她艰难地拨开灌丛,总算在一片苍翠的矮坡下找到了那数十个高高低低的坟包。
当初垒砌的荒土乱石,而今已是绿枝环绕,莺啼燕舞。
过去限于人手不足,他们只能勉强将战士的尸骨匆忙埋在一处,连墓碑也无法写尽全部的姓名。

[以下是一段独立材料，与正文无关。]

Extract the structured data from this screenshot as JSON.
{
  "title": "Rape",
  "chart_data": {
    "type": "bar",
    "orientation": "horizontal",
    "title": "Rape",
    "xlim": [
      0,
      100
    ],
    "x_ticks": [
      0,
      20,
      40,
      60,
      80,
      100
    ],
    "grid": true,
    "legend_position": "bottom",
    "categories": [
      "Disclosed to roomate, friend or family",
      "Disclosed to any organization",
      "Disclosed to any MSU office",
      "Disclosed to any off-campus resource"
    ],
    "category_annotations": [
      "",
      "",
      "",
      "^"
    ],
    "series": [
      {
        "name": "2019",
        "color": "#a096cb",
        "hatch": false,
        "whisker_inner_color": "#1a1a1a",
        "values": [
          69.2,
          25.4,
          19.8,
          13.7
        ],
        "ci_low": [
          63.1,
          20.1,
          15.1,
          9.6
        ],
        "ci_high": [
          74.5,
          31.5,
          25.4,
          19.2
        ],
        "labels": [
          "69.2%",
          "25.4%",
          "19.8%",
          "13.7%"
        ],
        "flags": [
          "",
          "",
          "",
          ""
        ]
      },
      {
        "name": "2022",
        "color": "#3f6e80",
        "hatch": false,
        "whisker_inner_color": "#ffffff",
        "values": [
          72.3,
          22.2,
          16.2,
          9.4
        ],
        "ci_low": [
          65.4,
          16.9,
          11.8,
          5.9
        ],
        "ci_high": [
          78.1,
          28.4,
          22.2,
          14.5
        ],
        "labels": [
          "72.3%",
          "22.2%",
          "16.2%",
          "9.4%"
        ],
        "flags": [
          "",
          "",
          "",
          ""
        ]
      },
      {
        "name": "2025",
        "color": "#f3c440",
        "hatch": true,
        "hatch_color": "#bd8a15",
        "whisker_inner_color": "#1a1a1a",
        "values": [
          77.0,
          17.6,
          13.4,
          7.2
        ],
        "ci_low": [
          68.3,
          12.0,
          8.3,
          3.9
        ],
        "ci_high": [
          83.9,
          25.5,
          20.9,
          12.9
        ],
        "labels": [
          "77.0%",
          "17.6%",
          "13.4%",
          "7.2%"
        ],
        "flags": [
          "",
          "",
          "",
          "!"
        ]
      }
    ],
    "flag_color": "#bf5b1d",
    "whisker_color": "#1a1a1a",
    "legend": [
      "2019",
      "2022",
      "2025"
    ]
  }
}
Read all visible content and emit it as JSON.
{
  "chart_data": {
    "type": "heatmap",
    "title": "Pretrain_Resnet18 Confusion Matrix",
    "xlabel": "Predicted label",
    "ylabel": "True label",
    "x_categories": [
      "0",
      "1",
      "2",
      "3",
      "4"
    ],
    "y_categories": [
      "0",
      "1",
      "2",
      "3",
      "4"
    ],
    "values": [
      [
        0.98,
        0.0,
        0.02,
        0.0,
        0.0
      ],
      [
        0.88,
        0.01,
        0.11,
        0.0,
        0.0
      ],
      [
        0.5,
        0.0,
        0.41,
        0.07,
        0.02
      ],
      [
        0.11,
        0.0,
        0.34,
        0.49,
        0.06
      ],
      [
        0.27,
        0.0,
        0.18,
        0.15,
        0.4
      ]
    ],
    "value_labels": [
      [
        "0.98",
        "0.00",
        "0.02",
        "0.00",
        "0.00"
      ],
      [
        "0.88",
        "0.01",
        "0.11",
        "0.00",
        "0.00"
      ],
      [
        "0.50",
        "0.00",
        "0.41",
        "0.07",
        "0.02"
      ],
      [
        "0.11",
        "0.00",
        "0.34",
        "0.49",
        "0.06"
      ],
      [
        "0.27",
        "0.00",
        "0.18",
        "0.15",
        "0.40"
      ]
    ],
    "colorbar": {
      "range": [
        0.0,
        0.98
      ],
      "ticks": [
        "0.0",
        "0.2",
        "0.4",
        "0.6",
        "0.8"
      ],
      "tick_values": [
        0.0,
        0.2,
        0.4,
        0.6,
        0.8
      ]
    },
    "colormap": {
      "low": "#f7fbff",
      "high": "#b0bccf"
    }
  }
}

然而观亭月搜寻片刻,仍是准确的找到了那方她亲手立下的石碑。
粗糙的石板上,“先考观林海之墓”
七个字,是她用腰刀一笔一划所刻,昔年的斑斑血痕,目下却早被青嫩苔藓覆盖住。
已经许久无人来此地祭拜过了。
她轻抚着石碑间劲力深重的字迹,缓之又缓地顺着墓碑蹲下身,仿佛穿隔经年岁月,感受到了彼时自己最沉痛的恨。
可不管人世怎样变迁,天下如何纷争,这片曾经金
戈铁马,鼓角悲歌的埋骨之地,此刻竟出奇的祥和温柔。
原来人死之后,世间再怎么洪水滔天,也是万事皆空了。
观亭月垂着眼睑轻声呢喃“时来天地皆同力”
“运去英雄不自由。”
肩头突然被一个力道轻柔地摁了摁。
她从方才就留意到了对方的存在,因此没有多少意外,目光仍旧无转移地着观林海的墓。
燕山撩袍在旁单膝蹲下,伸手除去一条缠绕着碑身的枯枝,神色如常地清理周遭杂草。
“你几时醒的”
观亭月侧目问。
“在你分开我手的时候。”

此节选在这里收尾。